I have an XML file where, for some reason, some control characters were printed as ascii strings,
\x0a being a great example. I can use
makemv split="\x0a" and get a nice splitting of based on that newline character, but I've been trying to use rex and capture variable to split the record into named fields I can use in stats. Rex, however, doesn't seem to respect any way I try to represent the literal
\x0a. I have tried
\\x0a and just
x0a, but it seems rex must be interpreting it as a newline, even though its not represented that way in the raw record. Cause it won't extract anything into the fields I'm trying to make, but if I use something like
(?.*)\s+ I get some data in my field1, but not the data I want, cause I don't want to split on " " I want to split on
My _raw record looks something like
Data: somevalue\x0aData2 date-string\x0aData3 some-string with spaces\x0aData4
so the most consistent want to split it would be the
\x0a and not some other combination of things.

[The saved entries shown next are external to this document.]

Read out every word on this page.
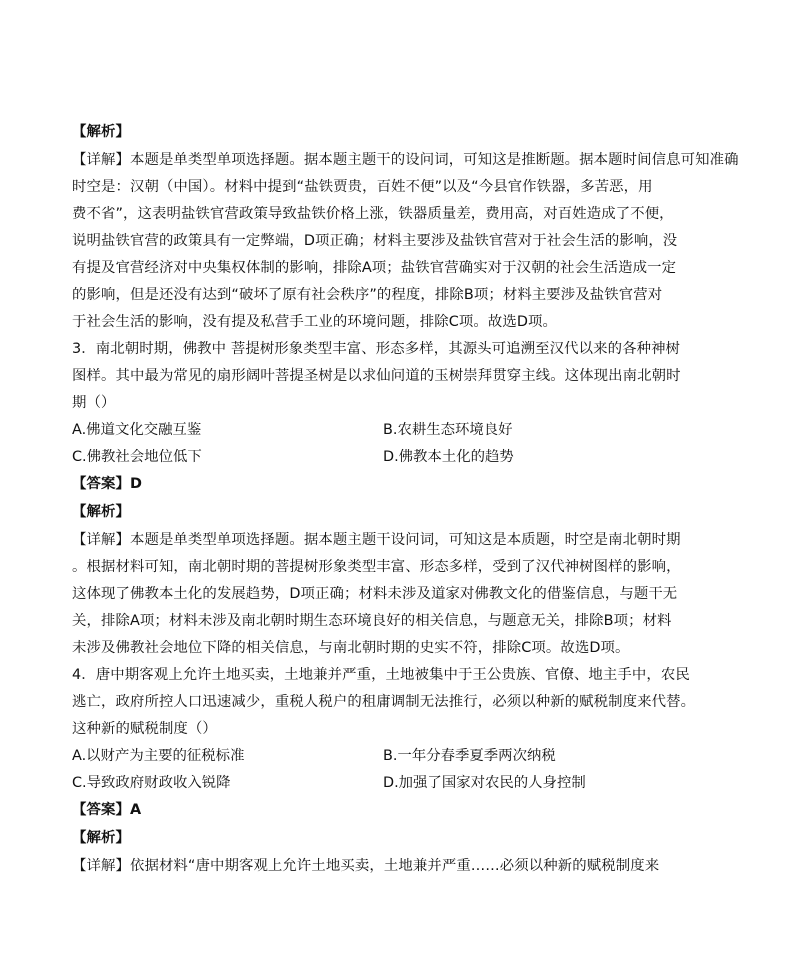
【解析】
【详解】本题是单类型单项选择题。据本题主题干的设问词，可知这是推断题。据本题时间信息可知准确
时空是：汉朝（中国）。材料中提到“盐铁贾贵，百姓不便”以及“今县官作铁器，多苦恶，用
费不省”，这表明盐铁官营政策导致盐铁价格上涨，铁器质量差，费用高，对百姓造成了不便，
说明盐铁官营的政策具有一定弊端，D项正确；材料主要涉及盐铁官营对于社会生活的影响，没
有提及官营经济对中央集权体制的影响，排除A项；盐铁官营确实对于汉朝的社会生活造成一定
的影响，但是还没有达到“破坏了原有社会秩序”的程度，排除B项；材料主要涉及盐铁官营对
于社会生活的影响，没有提及私营手工业的环境问题，排除C项。故选D项。
3．南北朝时期，佛教中 菩提树形象类型丰富、形态多样，其源头可追溯至汉代以来的各种神树
图样。其中最为常见的扇形阔叶菩提圣树是以求仙问道的玉树崇拜贯穿主线。这体现出南北朝时
期（）
A.佛道文化交融互鉴	B.农耕生态环境良好
C.佛教社会地位低下	D.佛教本土化的趋势
【答案】D
【解析】
【详解】本题是单类型单项选择题。据本题主题干设问词，可知这是本质题，时空是南北朝时期
。根据材料可知，南北朝时期的菩提树形象类型丰富、形态多样，受到了汉代神树图样的影响，
这体现了佛教本土化的发展趋势，D项正确；材料未涉及道家对佛教文化的借鉴信息，与题干无
关，排除A项；材料未涉及南北朝时期生态环境良好的相关信息，与题意无关，排除B项；材料
未涉及佛教社会地位下降的相关信息，与南北朝时期的史实不符，排除C项。故选D项。
4．唐中期客观上允许土地买卖，土地兼并严重，土地被集中于王公贵族、官僚、地主手中，农民
逃亡，政府所控人口迅速减少，重税人税户的租庸调制无法推行，必须以种新的赋税制度来代替。
这种新的赋税制度（）
A.以财产为主要的征税标准	B.一年分春季夏季两次纳税
C.导致政府财政收入锐降	D.加强了国家对农民的人身控制
【答案】A
【解析】
【详解】依据材料“唐中期客观上允许土地买卖，土地兼并严重……必须以种新的赋税制度来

Here's a lesson I learned a long time ago when using Splunk against embedded backslashes. When in doubt, just add more escaping backslashes.

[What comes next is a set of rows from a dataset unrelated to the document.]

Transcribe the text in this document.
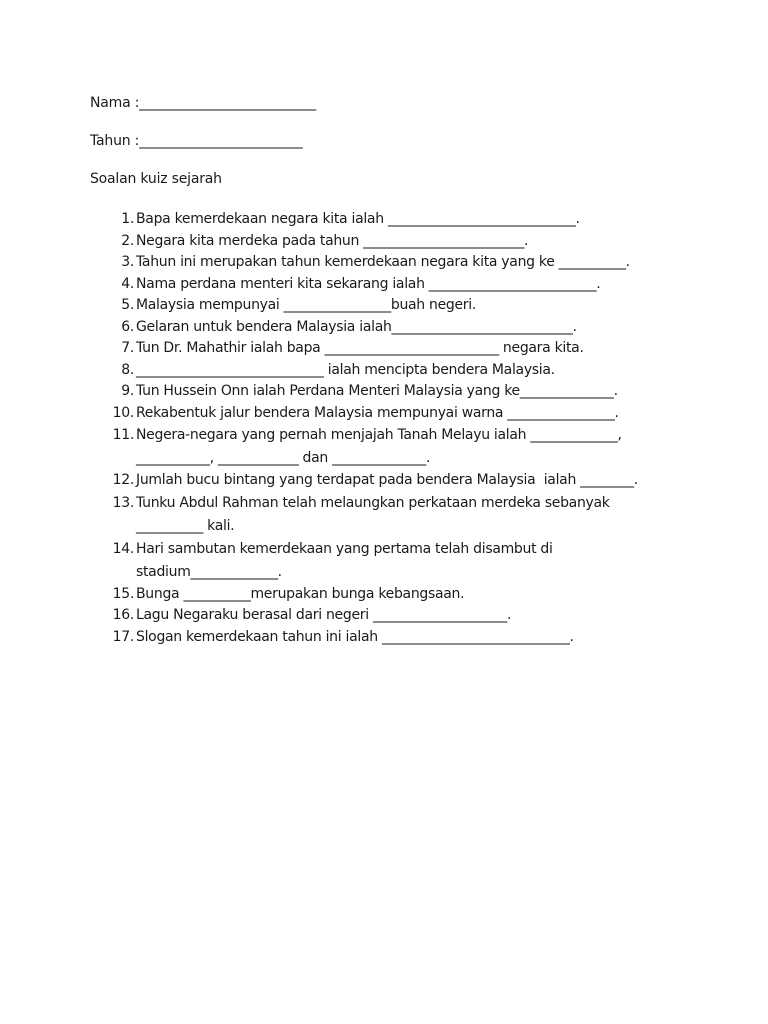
Nama :__________________________
Tahun :________________________
Soalan kuiz sejarah
1. Bapa kemerdekaan negara kita ialah ____________________________.
2. Negara kita merdeka pada tahun ________________________.
3. Tahun ini merupakan tahun kemerdekaan negara kita yang ke __________.
4. Nama perdana menteri kita sekarang ialah _________________________.
5. Malaysia mempunyai ________________buah negeri.
6. Gelaran untuk bendera Malaysia ialah___________________________.
7. Tun Dr. Mahathir ialah bapa __________________________ negara kita.
8. ____________________________ ialah mencipta bendera Malaysia.
9. Tun Hussein Onn ialah Perdana Menteri Malaysia yang ke______________.
10. Rekabentuk jalur bendera Malaysia mempunyai warna ________________.
11. Negera-negara yang pernah menjajah Tanah Melayu ialah _____________,
___________, ____________ dan ______________.
12. Jumlah bucu bintang yang terdapat pada bendera Malaysia  ialah ________.
13. Tunku Abdul Rahman telah melaungkan perkataan merdeka sebanyak
__________ kali.
14. Hari sambutan kemerdekaan yang pertama telah disambut di
stadium_____________.
15. Bunga __________merupakan bunga kebangsaan.
16. Lagu Negaraku berasal dari negeri ____________________.
17. Slogan kemerdekaan tahun ini ialah ____________________________.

Witness the following vision of loveliness:
| makeresults | eval BigString="somevalue\x0aData2 date-string\x0aData3 some-string with spaces\x0aData4" | rex field=BigString "\\\x0a(?<myCapture>[^\\\]*)\\\x0a"
The first line is just me making a run-anywhere example, creating a field called BigString for me to use later.
The second is my rex with capture group. That returns a field "myCapture" = "Data2 date-string". You obviously can extend the above as many captures as you'd want, just split them out with
Use sed command to replace unwanted \x0a with a space or any character you want:
--SomeSearch--| eval data = "somevalue\x0aData2 date-string\x0aData3 some-string with spaces\x0aData4" | rex field=data mode=sed "s/(\\x0a)/ /g"| table data
You can also use sedcmd in props.conf to automatically apply this to your data.